In the United Kingdom, this press release is directed only at, and communicated only to, persons who are qualified investors within the meaning of article 2(e) of the Prospectus Regulation (2017/1129) who are (i) persons who fall within the definition of "investment professional" in article 19(5) of the Financial Services and Markets Act 2000 (Financial Promotion) Order 2005, as amended (the “Order”), or (ii) persons who fall within article 49(2)(a) to (d) of the Order, or (iii) persons who are existing members or creditors of Midsummer AB or other persons falling within Article 43 of the Order, or (iv) persons to whom it may otherwise be lawfully communicated (all such persons referred to in (i), (ii), (iii) and (iv) above together being referred to as “Relevant Persons”). This press release must not be acted on or relied on by persons in the UK who are not Relevant Persons.
This press release does not constitute an investment recommendation. The price and value of securities and any income from them can go down as well as up and you could lose your entire investment. Past performance is not a guide to future performance. Information in this announcement cannot be relied upon as a guide to future performance.

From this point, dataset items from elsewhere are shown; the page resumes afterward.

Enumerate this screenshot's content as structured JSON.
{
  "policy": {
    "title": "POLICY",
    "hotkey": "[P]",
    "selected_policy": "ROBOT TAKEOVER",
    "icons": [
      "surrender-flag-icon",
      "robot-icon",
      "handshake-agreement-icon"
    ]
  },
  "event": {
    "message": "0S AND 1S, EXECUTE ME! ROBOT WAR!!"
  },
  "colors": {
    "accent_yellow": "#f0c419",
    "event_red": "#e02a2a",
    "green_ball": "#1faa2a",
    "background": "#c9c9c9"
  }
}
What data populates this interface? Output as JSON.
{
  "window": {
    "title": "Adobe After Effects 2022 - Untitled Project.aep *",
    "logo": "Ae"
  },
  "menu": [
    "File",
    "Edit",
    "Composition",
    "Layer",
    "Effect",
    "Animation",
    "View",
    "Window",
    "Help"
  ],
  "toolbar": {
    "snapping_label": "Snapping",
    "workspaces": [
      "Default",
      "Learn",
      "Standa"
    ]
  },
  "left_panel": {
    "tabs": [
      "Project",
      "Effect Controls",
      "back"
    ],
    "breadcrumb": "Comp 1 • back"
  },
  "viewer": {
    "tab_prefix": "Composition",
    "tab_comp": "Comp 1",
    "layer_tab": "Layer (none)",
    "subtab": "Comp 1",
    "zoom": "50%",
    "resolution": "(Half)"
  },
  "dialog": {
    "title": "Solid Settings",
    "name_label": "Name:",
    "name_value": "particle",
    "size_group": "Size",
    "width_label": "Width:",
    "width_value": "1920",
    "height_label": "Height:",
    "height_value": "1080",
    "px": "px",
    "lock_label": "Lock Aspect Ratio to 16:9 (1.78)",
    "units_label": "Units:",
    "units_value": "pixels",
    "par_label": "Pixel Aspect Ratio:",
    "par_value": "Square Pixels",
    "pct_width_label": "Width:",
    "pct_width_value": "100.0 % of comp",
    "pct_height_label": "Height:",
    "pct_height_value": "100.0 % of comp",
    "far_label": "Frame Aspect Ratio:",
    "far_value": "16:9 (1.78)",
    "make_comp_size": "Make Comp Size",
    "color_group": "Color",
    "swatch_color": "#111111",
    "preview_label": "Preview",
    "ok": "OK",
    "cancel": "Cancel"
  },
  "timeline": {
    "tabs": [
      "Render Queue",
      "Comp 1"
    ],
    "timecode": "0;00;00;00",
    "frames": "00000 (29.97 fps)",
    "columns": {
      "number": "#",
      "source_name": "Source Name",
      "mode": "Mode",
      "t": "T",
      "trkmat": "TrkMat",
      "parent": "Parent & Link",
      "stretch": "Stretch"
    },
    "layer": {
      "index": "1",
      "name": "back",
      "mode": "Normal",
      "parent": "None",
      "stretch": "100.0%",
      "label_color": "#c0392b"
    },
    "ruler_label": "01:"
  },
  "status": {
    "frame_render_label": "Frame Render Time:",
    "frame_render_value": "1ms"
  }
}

This press release contains forward-looking statements that reflect Midsummer AB’s current view of future events as well as financial and operational development. Words such as “intend”, “assess”, “expect”, “may”, “plan”, “estimate” and other expressions involving indications or predictions regarding future development or trends, not based on historical facts, identify forward-looking statements and reflect Midsummer AB’s beliefs and expectations and involve a number of risks, uncertainties and assumptions which could cause actual events and performance to differ materially from any expected future events or performance expressed or implied by the forward-looking statement. The information contained in this press release is subject to change without notice and, except as required by applicable law, Midsummer AB does not assume any responsibility or obligation to update publicly or review any of the forward-looking statements contained in it and nor does it intend to. You should not place undue reliance on forward-looking statements, which speak only as of the date of this press release. As a result of these risks, uncertainties and assumptions, you should not place undue reliance on these forward-looking statements as a prediction of actual future events or otherwise.